Potential distribution of and possible risk from an alien subspecies. The alien bitterling Roo was found to have a different distribution pattern from native bitterling fishes. For example, in all models of native fish distribution, LMR was selected as having a positive effect, whereas Roo experienced a negative effect of LMR. Native Roo is widely distributed in China, Taiwan, and the Korean Peninsula (Matsuzawa and Senou 2008), where rivers larger than in northern Kyushu are found. However, information on native Roo distribution patterns might be in conflict with the alien Roo pattern obtained from our analysis. An explanation for the differences in distribution patterns between native and alien Roo may lie in the presence of large populations of Rok inhabiting northern Kyushu. Rok populations in northern Kyushu mainly inhabit agricultural canals (Miyake et al. 2008), which are intricately connected and form numerous networks that irrigate paddy fields along the Sea of Ariake (Onikura et al. 2007). This species is often one of the dominant fishes there (Onikura et al. 2007) and apparently forms large populations. In addition, Kawamura (2005) mentioned that the population in Kyushu has higher genetic diversity than those in Honshu because of differences in population size and habitat conditions. These Rok population attributes may function against the emigration and expansion of alien Roo in northern Kyushu. Therefore, we conclude that the distribution of Roo showed negative responses to LMR in spite of its preference for large rivers. We also found similar effects from CNI (Roo: negative effect, Rok: positive effect). However, there also remains the possibility that the population and habitat area of Rok in northern Kyushu is too large to detect Roo mtDNA from limited samples.
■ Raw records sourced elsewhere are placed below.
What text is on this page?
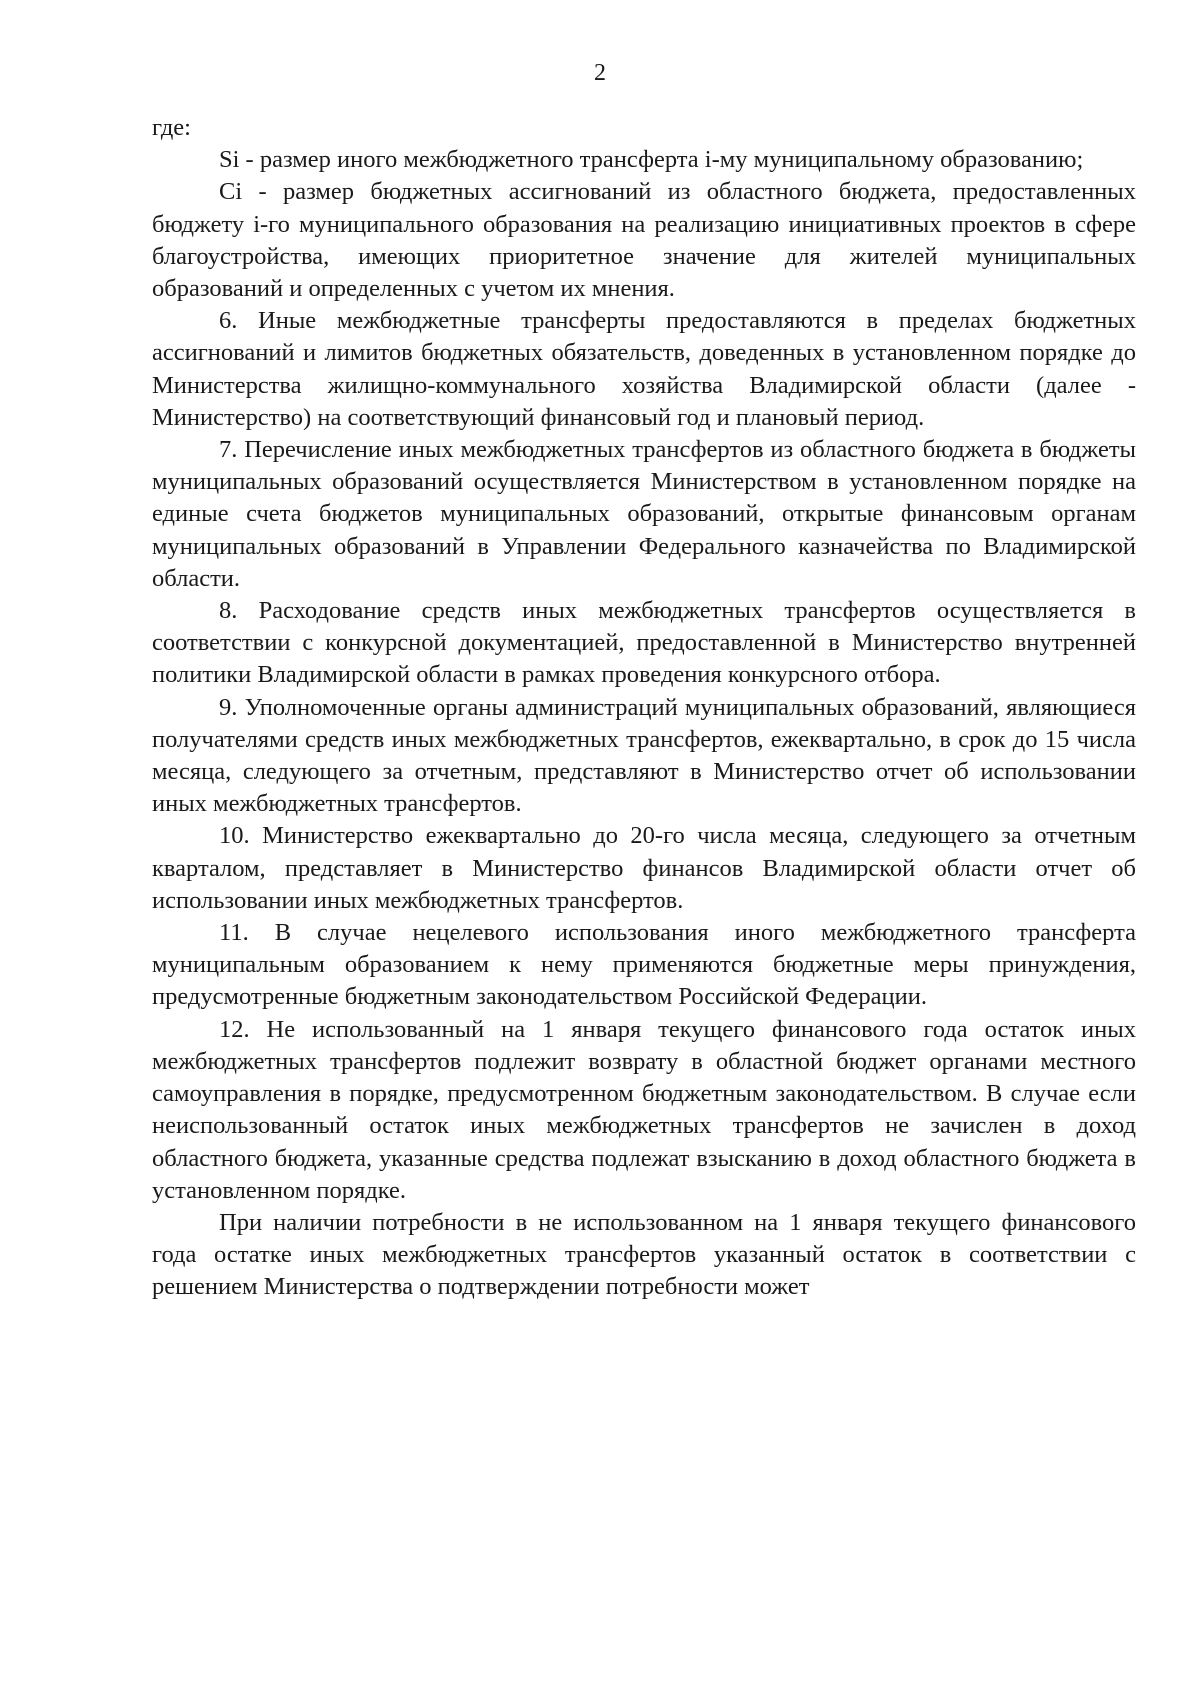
2

где:

Si - размер иного межбюджетного трансферта i-му муниципальному образованию;

Ci - размер бюджетных ассигнований из областного бюджета, предоставленных бюджету i-го муниципального образования на реализацию инициативных проектов в сфере благоустройства, имеющих приоритетное значение для жителей муниципальных образований и определенных с учетом их мнения.

6. Иные межбюджетные трансферты предоставляются в пределах бюджетных ассигнований и лимитов бюджетных обязательств, доведенных в установленном порядке до Министерства жилищно-коммунального хозяйства Владимирской области (далее - Министерство) на соответствующий финансовый год и плановый период.

7. Перечисление иных межбюджетных трансфертов из областного бюджета в бюджеты муниципальных образований осуществляется Министерством в установленном порядке на единые счета бюджетов муниципальных образований, открытые финансовым органам муниципальных образований в Управлении Федерального казначейства по Владимирской области.

8. Расходование средств иных межбюджетных трансфертов осуществляется в соответствии с конкурсной документацией, предоставленной в Министерство внутренней политики Владимирской области в рамках проведения конкурсного отбора.

9. Уполномоченные органы администраций муниципальных образований, являющиеся получателями средств иных межбюджетных трансфертов, ежеквартально, в срок до 15 числа месяца, следующего за отчетным, представляют в Министерство отчет об использовании иных межбюджетных трансфертов.

10. Министерство ежеквартально до 20-го числа месяца, следующего за отчетным кварталом, представляет в Министерство финансов Владимирской области отчет об использовании иных межбюджетных трансфертов.

11. В случае нецелевого использования иного межбюджетного трансферта муниципальным образованием к нему применяются бюджетные меры принуждения, предусмотренные бюджетным законодательством Российской Федерации.

12. Не использованный на 1 января текущего финансового года остаток иных межбюджетных трансфертов подлежит возврату в областной бюджет органами местного самоуправления в порядке, предусмотренном бюджетным законодательством. В случае если неиспользованный остаток иных межбюджетных трансфертов не зачислен в доход областного бюджета, указанные средства подлежат взысканию в доход областного бюджета в установленном порядке.

При наличии потребности в не использованном на 1 января текущего финансового года остатке иных межбюджетных трансфертов указанный остаток в соответствии с решением Министерства о подтверждении потребности может
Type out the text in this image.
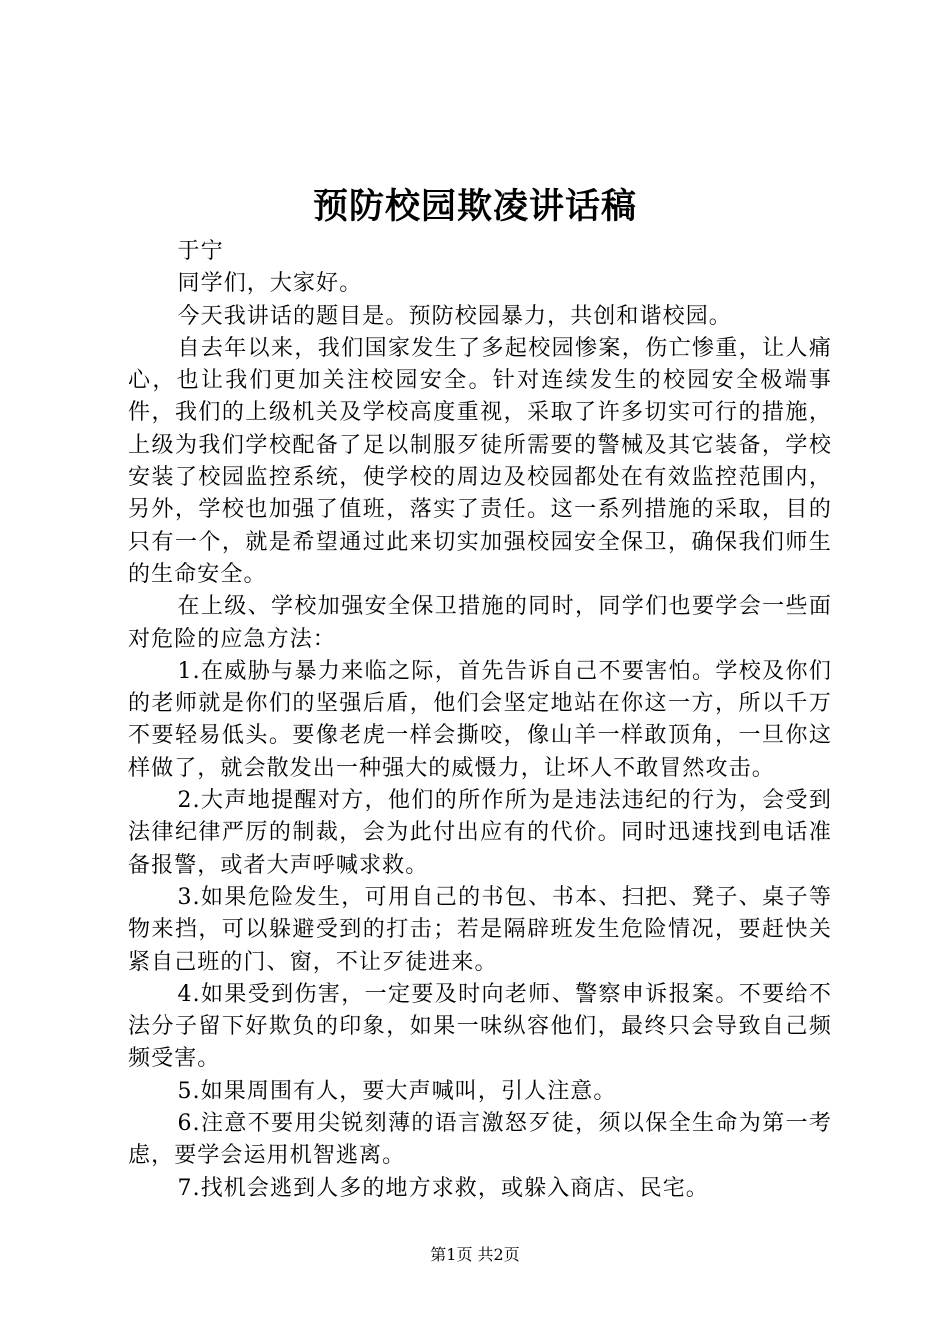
预防校园欺凌讲话稿

于宁

同学们，大家好。

今天我讲话的题目是。预防校园暴力，共创和谐校园。

自去年以来，我们国家发生了多起校园惨案，伤亡惨重，让人痛心，也让我们更加关注校园安全。针对连续发生的校园安全极端事件，我们的上级机关及学校高度重视，采取了许多切实可行的措施，上级为我们学校配备了足以制服歹徒所需要的警械及其它装备，学校安装了校园监控系统，使学校的周边及校园都处在有效监控范围内，另外，学校也加强了值班，落实了责任。这一系列措施的采取，目的只有一个，就是希望通过此来切实加强校园安全保卫，确保我们师生的生命安全。

在上级、学校加强安全保卫措施的同时，同学们也要学会一些面对危险的应急方法：

1.在威胁与暴力来临之际，首先告诉自己不要害怕。学校及你们的老师就是你们的坚强后盾，他们会坚定地站在你这一方，所以千万不要轻易低头。要像老虎一样会撕咬，像山羊一样敢顶角，一旦你这样做了，就会散发出一种强大的威慑力，让坏人不敢冒然攻击。

2.大声地提醒对方，他们的所作所为是违法违纪的行为，会受到法律纪律严厉的制裁，会为此付出应有的代价。同时迅速找到电话准备报警，或者大声呼喊求救。

3.如果危险发生，可用自己的书包、书本、扫把、凳子、桌子等物来挡，可以躲避受到的打击；若是隔辟班发生危险情况，要赶快关紧自己班的门、窗，不让歹徒进来。

4.如果受到伤害，一定要及时向老师、警察申诉报案。不要给不法分子留下好欺负的印象，如果一味纵容他们，最终只会导致自己频频受害。

5.如果周围有人，要大声喊叫，引人注意。

6.注意不要用尖锐刻薄的语言激怒歹徒，须以保全生命为第一考虑，要学会运用机智逃离。

7.找机会逃到人多的地方求救，或躲入商店、民宅。

第1页 共2页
From the present analyses, the predicted distribution map for Roo indicates parts of the lowland and floodplain along the Sea of Ariake and lower reaches of the Onga River system as potential distribution areas. These areas are mostly included within actual Rok distributions. Several studies report the hybridization between these subspecies (Nagata 1980, 2005; Nagata et al. 1996; Kawamura et al. 2001; Kawamura 2005), and Rok risks extinction through hybridization with Roo (Kawamura et al. 2001). Roo was also categorized as an invasive species in northern Kyushu using the Fish Invasiveness Scoring Kit (FISK; Copp et al. 2005a, b) in our previous study (Onikura et al. 2011). On the basis of our predictions, we suggest that stricter regulations and management strategies against Roo are needed to protect native bitterling species and monitor the expansion of this alien bitterling.